Objective: In this review we aimed to provide a comprehensive assessment of PIST, regarding its pathology, associated risk factors and treatment. Special focus is given to the role of nebulized ketamine in the treatment of PIST, due to its anti-inflammatory and analgesic effects.
Methods: We used Google Scholar, Science Direct, PubMed, and other internet databases for PIST, Ketamine, Difficult intubation, NMDA receptor antagonist and Airway management. Additionally, the writers combed through relevant literature for references, however they only included researches covering the years from 1999 to 2024. Due of lack of translation-related sources, documents in languages other than English were excluded. Also, works in progress, unpublished publications, abstracts from conferences, and dissertations that did not form part of broader scientific investigations were excluded.
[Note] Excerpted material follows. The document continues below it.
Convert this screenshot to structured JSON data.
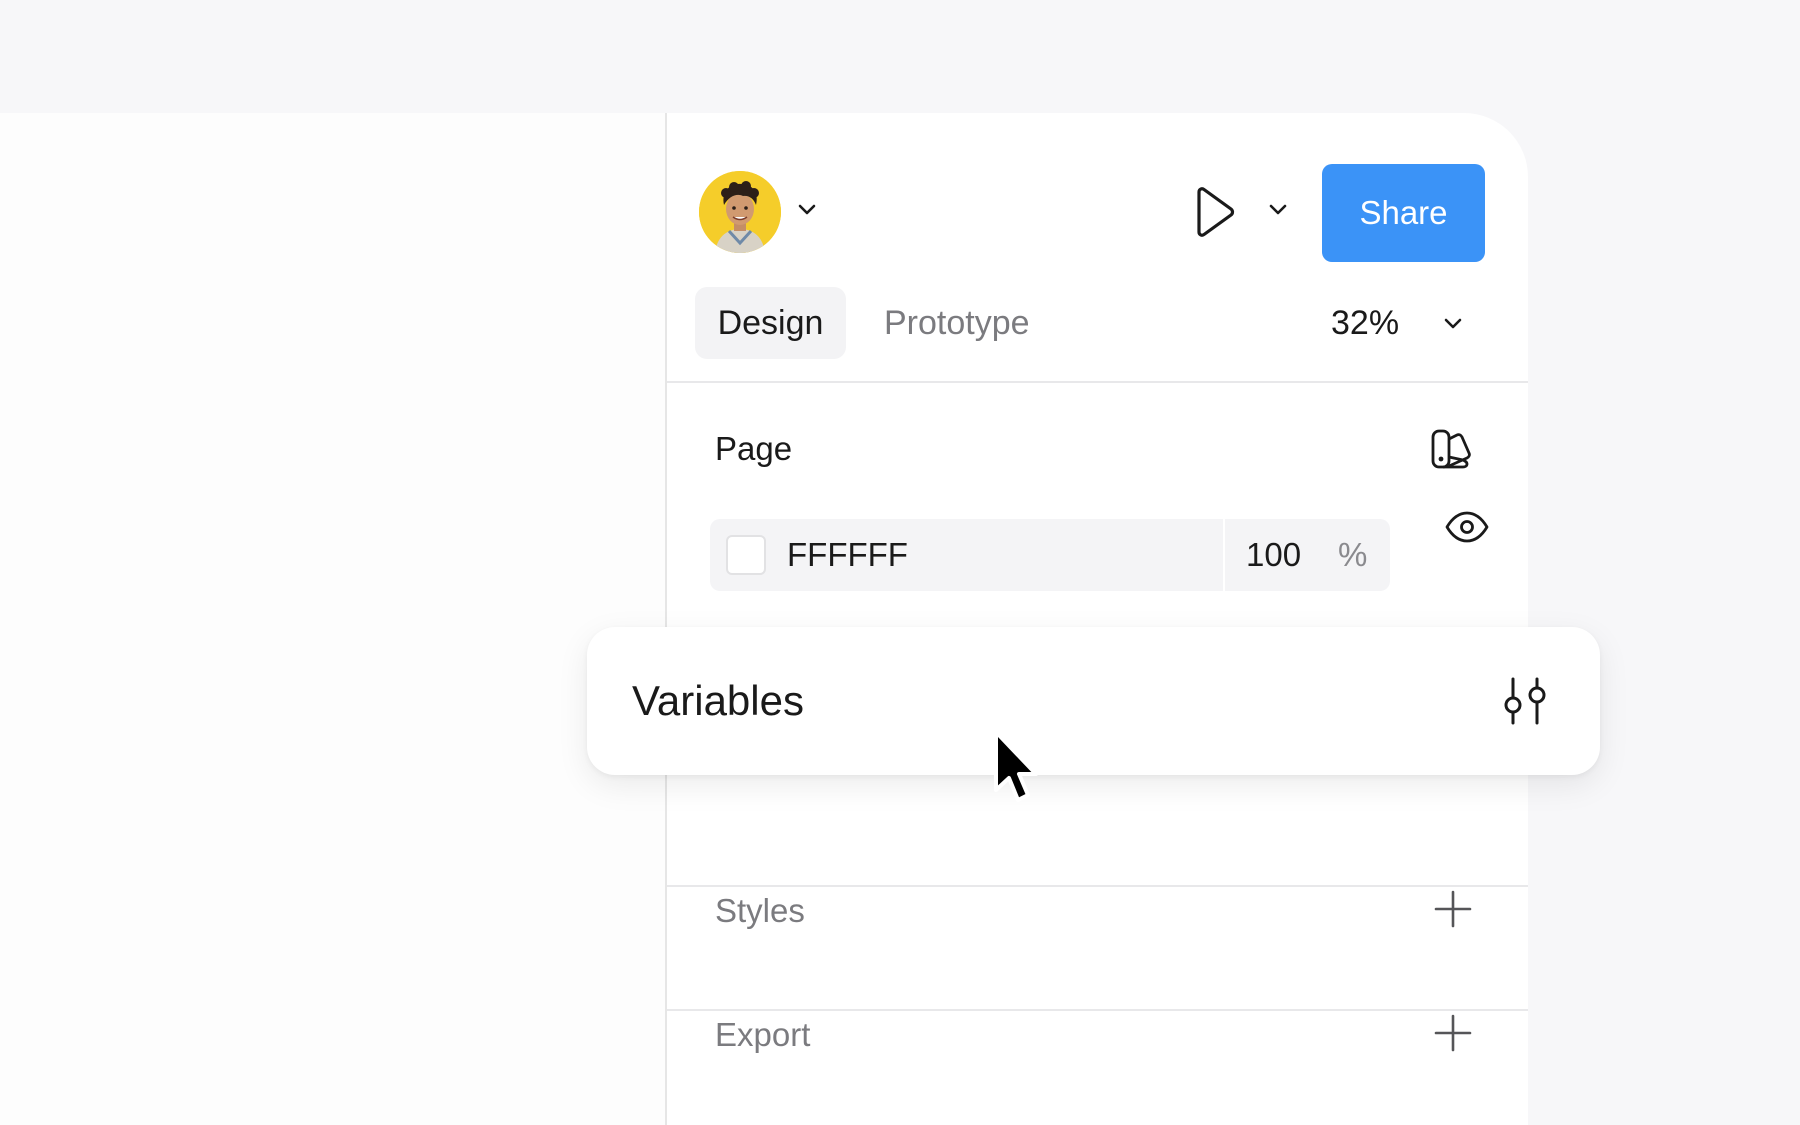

Conclusions: We reported that difficult intubation is a major factor in the occurrence of PIST, emphasizing the need for accurate tools to predict difficult intubation and proper management. Additionally, our review demonstrated the ability of nebulized ketamine in reducing the incidence and severity of PIST due to its analgesic and anti-inflammatory actions based on its N-methyl-D-aspartate (NMDA) receptor antagonism. Ultimately, our review supports the recommendation for further high-quality studies to help establishing standardized protocol for the treatment of PIST.